The Tibet Code was originally published online and appears to actually have been edited somewhat before appearing in print, at least judging by the polished and expanded classical Chinese passages. I’m not all that eager to read any more of it again, however.

Dirty nursery rhymes

February 15th, 2009

A Survey of Chinese Children’s Songs

童谣 is often translated as “nursery rhyme,” but the rhymes discussed in this KDNet article are really examples of folk doggerel in general. Some of them are pretty dirty:

Arising among the people, rhymes unavoidably had a good deal of sexual content. This was particularly the case in the countryside, where the wanton rutting of cattle, horses, pigs, and dogs greatly contributed to children’s awareness of sex. Children in modern cities do not have this sort of opportunity.

In those days lots of nursery rhymes contained sexual overtones. Children were not overly concerned with all the details; they merely thought them funny, and reciting them was something new and different.

On literacy and the dumbing down of culture

February 5th, 2009

Xu Jinru (徐晋如), a self-described “poet, scholar, and conservative thinker,” writes a rant against simplified characters and pinyin that’s good for a laugh. Like a number of Xu’s other anti-simplification pieces, Character Simplification, Spread of Pinyin Leave an Awful, Lasting Legacy quotes part of the 1927 essay “A Literacy Problem?” by Pan Guangdan, a noted sociologist.

In places where society has reached a certain level, the average person’s reading material, even if it is worthless, is not absolutely harmful. In the US, for example, the topics of endless interest are instructions on how to succeed, how to improve your memory, how to be a clever speaker, and laments over public misfortunes: none of these accomplishing anything more than duping a few of the more eager believers. In places where society has not reached a certain level, you don’t even want to know about what’s being read. Wickedness, theft, evil, perversion, and everything else that stimulates people’s base impulses. Anything, regardless of whether it is true or false, can be used as material. This is the extreme end of a social phenomenon we can see wherever we look in China today. Conspiracy novels flourished a few years ago, and the “new knowledge and new culture” now constantly pouring forth demonstrates that under today’s policies that promote education, day by day more people will be able to read, yet day by day the standard of our reading material will drop.

Pan’s argument, or at least the parts of it that Xu most frequently quotes, boils down to: “The more literacy spreads, the further culture declines” (Xu’s formulation from an interview with BQ in 2007). It’s an argument against the use of simplified characters that I’d never read before: the increased literacy that results when characters are made easier to learn is ultimately responsible for destroying Chinese culture.

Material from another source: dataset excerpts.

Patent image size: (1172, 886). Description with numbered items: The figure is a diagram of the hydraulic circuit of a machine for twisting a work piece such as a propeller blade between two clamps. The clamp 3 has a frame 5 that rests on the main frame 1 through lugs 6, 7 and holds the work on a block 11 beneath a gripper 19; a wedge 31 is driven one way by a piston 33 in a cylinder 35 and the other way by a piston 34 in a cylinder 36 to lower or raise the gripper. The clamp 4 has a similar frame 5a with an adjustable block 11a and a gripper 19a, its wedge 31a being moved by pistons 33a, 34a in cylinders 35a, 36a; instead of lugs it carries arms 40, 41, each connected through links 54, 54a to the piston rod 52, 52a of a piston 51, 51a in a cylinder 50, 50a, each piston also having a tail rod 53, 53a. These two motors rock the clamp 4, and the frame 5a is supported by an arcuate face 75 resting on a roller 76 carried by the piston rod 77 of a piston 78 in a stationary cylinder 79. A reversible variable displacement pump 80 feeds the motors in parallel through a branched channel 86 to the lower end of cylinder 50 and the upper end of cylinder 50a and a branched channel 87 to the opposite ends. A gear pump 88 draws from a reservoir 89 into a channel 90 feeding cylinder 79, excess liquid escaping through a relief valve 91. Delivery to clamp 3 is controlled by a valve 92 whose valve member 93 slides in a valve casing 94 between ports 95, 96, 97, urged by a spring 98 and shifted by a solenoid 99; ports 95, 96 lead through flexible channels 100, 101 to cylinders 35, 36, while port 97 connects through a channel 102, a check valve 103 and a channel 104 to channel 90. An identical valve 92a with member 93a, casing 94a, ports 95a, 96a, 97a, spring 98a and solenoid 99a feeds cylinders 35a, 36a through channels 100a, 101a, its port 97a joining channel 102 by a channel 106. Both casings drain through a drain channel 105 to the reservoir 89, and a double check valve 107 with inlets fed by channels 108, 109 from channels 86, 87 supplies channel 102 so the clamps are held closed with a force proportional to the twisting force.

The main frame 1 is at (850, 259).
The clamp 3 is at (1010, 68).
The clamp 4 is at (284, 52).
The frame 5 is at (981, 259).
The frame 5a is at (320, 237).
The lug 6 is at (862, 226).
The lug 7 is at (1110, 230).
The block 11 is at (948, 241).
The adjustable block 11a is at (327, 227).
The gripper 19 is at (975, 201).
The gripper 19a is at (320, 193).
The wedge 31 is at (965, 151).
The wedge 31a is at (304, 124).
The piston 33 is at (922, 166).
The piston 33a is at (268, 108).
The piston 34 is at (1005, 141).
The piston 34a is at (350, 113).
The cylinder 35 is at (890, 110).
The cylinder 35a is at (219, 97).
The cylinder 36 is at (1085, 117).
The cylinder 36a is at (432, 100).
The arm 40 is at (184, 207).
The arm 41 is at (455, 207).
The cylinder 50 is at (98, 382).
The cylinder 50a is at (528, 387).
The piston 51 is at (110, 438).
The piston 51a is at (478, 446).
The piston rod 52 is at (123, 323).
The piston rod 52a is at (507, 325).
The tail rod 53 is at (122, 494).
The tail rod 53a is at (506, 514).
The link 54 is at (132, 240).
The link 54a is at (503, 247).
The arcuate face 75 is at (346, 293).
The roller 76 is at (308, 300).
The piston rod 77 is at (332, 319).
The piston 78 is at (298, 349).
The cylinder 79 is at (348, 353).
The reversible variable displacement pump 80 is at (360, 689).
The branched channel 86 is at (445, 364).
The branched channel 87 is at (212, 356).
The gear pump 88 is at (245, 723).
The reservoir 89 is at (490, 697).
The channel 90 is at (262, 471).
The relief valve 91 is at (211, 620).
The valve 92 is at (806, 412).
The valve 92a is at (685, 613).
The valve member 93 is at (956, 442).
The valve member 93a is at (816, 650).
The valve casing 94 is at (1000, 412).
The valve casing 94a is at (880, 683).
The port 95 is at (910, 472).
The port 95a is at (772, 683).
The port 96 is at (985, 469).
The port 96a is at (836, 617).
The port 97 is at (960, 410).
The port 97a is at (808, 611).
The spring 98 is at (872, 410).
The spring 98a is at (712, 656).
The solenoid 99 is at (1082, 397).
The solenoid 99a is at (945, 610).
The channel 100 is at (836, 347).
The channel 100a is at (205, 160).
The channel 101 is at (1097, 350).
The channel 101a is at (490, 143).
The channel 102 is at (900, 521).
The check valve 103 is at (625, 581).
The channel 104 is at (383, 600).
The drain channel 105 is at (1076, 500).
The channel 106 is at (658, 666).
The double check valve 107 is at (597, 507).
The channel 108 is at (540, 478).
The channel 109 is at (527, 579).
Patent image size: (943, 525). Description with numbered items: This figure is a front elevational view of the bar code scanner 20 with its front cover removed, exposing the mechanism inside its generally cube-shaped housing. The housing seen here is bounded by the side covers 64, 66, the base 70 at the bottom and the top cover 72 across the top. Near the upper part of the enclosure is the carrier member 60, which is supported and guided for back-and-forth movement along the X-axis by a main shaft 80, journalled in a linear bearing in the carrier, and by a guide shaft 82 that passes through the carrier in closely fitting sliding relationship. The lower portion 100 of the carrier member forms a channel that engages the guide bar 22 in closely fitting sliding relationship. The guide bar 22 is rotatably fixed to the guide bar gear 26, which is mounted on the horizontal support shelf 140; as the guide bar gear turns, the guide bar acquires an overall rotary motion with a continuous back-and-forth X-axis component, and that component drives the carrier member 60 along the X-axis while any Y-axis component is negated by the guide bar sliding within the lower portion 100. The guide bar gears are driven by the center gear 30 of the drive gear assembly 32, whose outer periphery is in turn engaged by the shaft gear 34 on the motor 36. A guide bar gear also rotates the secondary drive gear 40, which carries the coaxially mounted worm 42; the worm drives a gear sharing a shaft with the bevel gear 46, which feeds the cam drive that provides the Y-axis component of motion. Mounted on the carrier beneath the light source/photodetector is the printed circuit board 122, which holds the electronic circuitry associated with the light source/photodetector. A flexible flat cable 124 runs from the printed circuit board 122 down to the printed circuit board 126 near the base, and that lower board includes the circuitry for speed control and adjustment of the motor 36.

At the end of the essay, Xu writes in phrases that echo familiar ideological dogma that traditional — complicated — characters are a historical inevitability:

There’s a noted scholar of ancient Chinese at Zhongshan University who applauds simplification for the reason that Chinese characters in the age of oracle bones were very simple. But on the other hand, he also explains how from the Shang and Zhou dynasties through today, the development of Chinese characters has followed a law of increasing complexity. Using an administrative edict to simplify characters is precisely in opposition to this law.